Materials Expert-Artificial Intelligence for Materials Discovery

Yanjun Liu,Milena Jovanovic,Krishnanand Mallayya,Wesley J. Maddox,Andrew Gordon Wilson,Sebastian Klemenz,Leslie M. Schoop,Eun-Ah Kim
2023-12-05
Abstract:The advent of material databases provides an unprecedented opportunity to uncover predictive descriptors for emergent material properties from vast data space. However, common reliance on high-throughput ab initio data necessarily inherits limitations of such data: mismatch with experiments. On the other hand, experimental decisions are often guided by an expert's intuition honed from experiences that are rarely articulated. We propose using machine learning to "bottle" such operational intuition into quantifiable descriptors using expertly curated measurement-based data. We introduce "Materials Expert-Artificial Intelligence" (ME-AI) to encapsulate and articulate this human intuition. As a first step towards such a program, we focus on the topological semimetal (TSM) among square-net materials as the property inspired by the expert-identified descriptor based on structural information: the tolerance factor. We start by curating a dataset encompassing 12 primary features of 879 square-net materials, using experimental data whenever possible. We then use Dirichlet-based Gaussian process regression using a specialized kernel to reveal composite descriptors for square-net topological semimetals. The ME-AI learned descriptors independently reproduce expert intuition and expand upon it. Specifically, new descriptors point to hypervalency as a critical chemical feature predicting TSM within square-net compounds. Our success with a carefully defined problem points to the "machine bottling human insight" approach as promising for machine learning-aided material discovery.
Materials Science,Strongly Correlated Electrons,Machine Learning,Data Analysis, Statistics and Probability
What problem does this paper attempt to address?

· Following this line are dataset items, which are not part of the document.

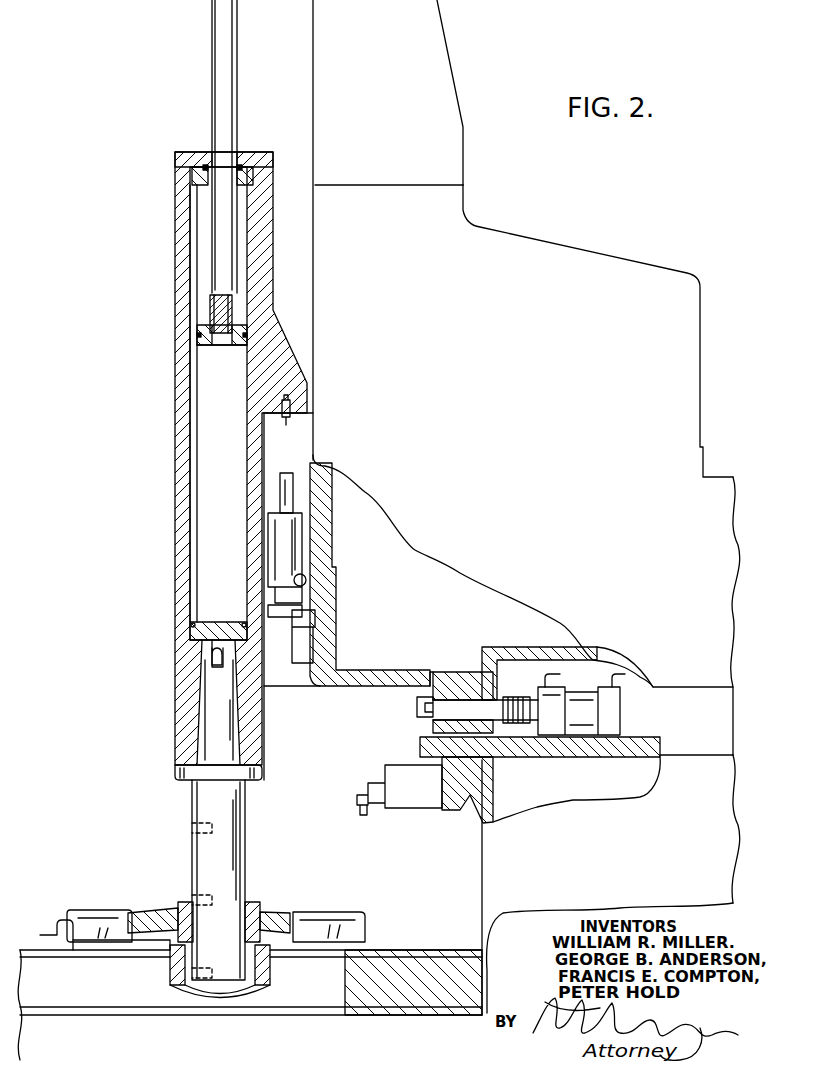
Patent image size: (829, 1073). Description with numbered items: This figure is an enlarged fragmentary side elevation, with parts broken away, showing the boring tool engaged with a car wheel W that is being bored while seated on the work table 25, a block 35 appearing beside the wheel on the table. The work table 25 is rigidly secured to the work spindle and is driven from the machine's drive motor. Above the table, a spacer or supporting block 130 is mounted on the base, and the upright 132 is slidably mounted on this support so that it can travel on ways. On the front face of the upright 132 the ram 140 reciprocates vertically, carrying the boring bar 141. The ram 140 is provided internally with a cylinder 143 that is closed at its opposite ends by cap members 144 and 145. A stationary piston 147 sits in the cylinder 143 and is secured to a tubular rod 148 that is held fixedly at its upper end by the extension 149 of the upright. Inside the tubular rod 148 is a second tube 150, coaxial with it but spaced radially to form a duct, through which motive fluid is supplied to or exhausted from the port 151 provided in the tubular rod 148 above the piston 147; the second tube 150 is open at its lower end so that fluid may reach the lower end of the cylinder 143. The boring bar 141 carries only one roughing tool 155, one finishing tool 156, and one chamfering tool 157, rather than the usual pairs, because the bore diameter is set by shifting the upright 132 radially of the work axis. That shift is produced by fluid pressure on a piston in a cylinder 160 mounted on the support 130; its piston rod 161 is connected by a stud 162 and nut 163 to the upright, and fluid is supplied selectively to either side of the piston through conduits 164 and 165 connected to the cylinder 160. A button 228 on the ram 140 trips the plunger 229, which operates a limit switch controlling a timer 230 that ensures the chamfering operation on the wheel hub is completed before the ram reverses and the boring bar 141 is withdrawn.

The work table 25 is at (350, 962).
The support block 35 is at (57, 935).
The wheel W is at (330, 917).
The spacer or supporting block 130 is at (715, 832).
The upright 132 is at (620, 273).
The ram 140 is at (176, 490).
The boring bar 141 is at (240, 845).
The cylinder 143 is at (190, 565).
The cap member 144 is at (190, 635).
The cap member 145 is at (185, 160).
The stationary piston 147 is at (197, 340).
The tubular rod 148 is at (237, 118).
The extension 149 is at (437, 40).
The second tube 150 is at (212, 348).
The port 151 is at (210, 318).
The roughing tool 155 is at (190, 985).
The finishing tool 156 is at (190, 900).
The chamfering tool 157 is at (190, 833).
The cylinder 160 is at (582, 737).
The piston rod 161 is at (530, 697).
The stud 162 is at (435, 716).
The nut 163 is at (485, 665).
The conduit 164 is at (620, 672).
The conduit 165 is at (558, 676).
The button 228 is at (289, 422).
The plunger 229 is at (298, 540).
The timer 230 is at (300, 664).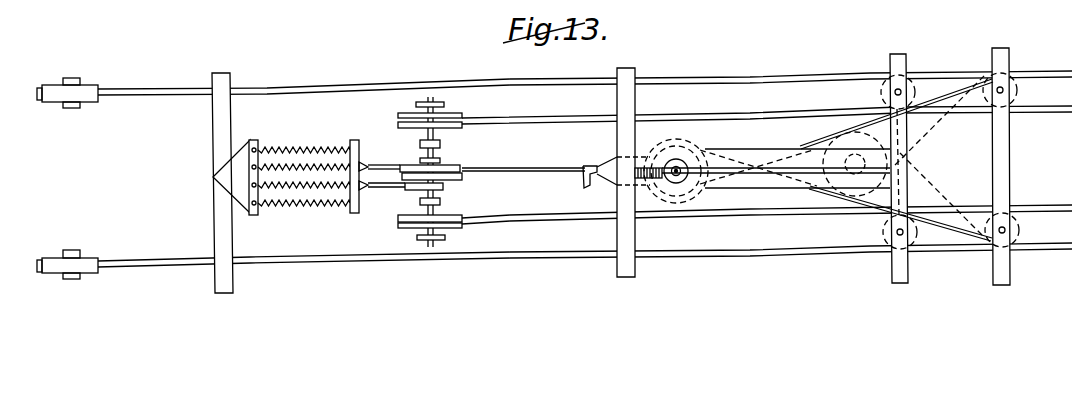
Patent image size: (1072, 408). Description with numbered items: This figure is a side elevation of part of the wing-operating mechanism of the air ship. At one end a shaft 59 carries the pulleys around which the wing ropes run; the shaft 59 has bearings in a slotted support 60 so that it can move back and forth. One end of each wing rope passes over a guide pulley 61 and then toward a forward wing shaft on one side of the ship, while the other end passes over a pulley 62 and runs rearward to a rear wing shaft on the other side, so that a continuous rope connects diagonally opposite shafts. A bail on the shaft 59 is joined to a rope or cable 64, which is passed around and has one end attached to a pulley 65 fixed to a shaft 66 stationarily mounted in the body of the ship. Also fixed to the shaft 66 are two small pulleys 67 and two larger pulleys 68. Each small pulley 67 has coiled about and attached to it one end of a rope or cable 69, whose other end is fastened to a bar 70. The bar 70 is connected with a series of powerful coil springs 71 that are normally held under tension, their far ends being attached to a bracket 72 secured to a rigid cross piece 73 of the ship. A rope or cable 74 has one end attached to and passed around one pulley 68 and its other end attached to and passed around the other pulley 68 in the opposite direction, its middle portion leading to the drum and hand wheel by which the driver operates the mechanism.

This paper aims to solve a specific and challenging problem in materials science, that is, how to discover effective descriptors capable of predicting specific material properties from a large amount of data. Specifically, the paper focuses on the prediction problem of topological semimetals (TSMs) in compounds with a centered square - net structure. Traditionally, the identification of such materials requires detailed material symmetry analysis, which is both time - consuming and complex. Therefore, the paper proposes a method named "Materials Expert - Artificial Intelligence" (ME - AI), which uses machine - learning techniques to extract expert intuition from experimental data and transform it into quantifiable descriptors to predict TSMs more efficiently. The key points of the paper include: 1. **Problem Background**: The current establishment of material databases provides an unprecedented opportunity to discover predictive descriptors of material properties from big data. However, relying on high - throughput first - principles data has the problem of mismatch with experimental results, and experimental decisions are often based on ineffable expert intuition. 2. **Research Method**: The paper introduces ME - AI, which extracts composite descriptors from a carefully curated measurement dataset through Dirichlet - basis Gaussian process regression using a specially designed kernel function. 3. **Specific Application**: As a preliminary attempt, the paper selects topological semimetals with a centered square - net structure as the research object and constructs a dataset of 879 square - net materials using 12 main features. 4. **Achievements and Significance**: ME - AI not only reproduces expert intuition but also discovers new descriptors, especially indicating that hypervalency is a key chemical feature for predicting TSMs in square - net compounds. These newly discovered descriptors are helpful for better understanding the electronic properties of materials and providing guidance for future material discovery. In conclusion, this paper successfully extracts effective material descriptors from experimental data by combining expert knowledge and machine - learning techniques, providing new ideas and tools for accelerating the discovery of new materials.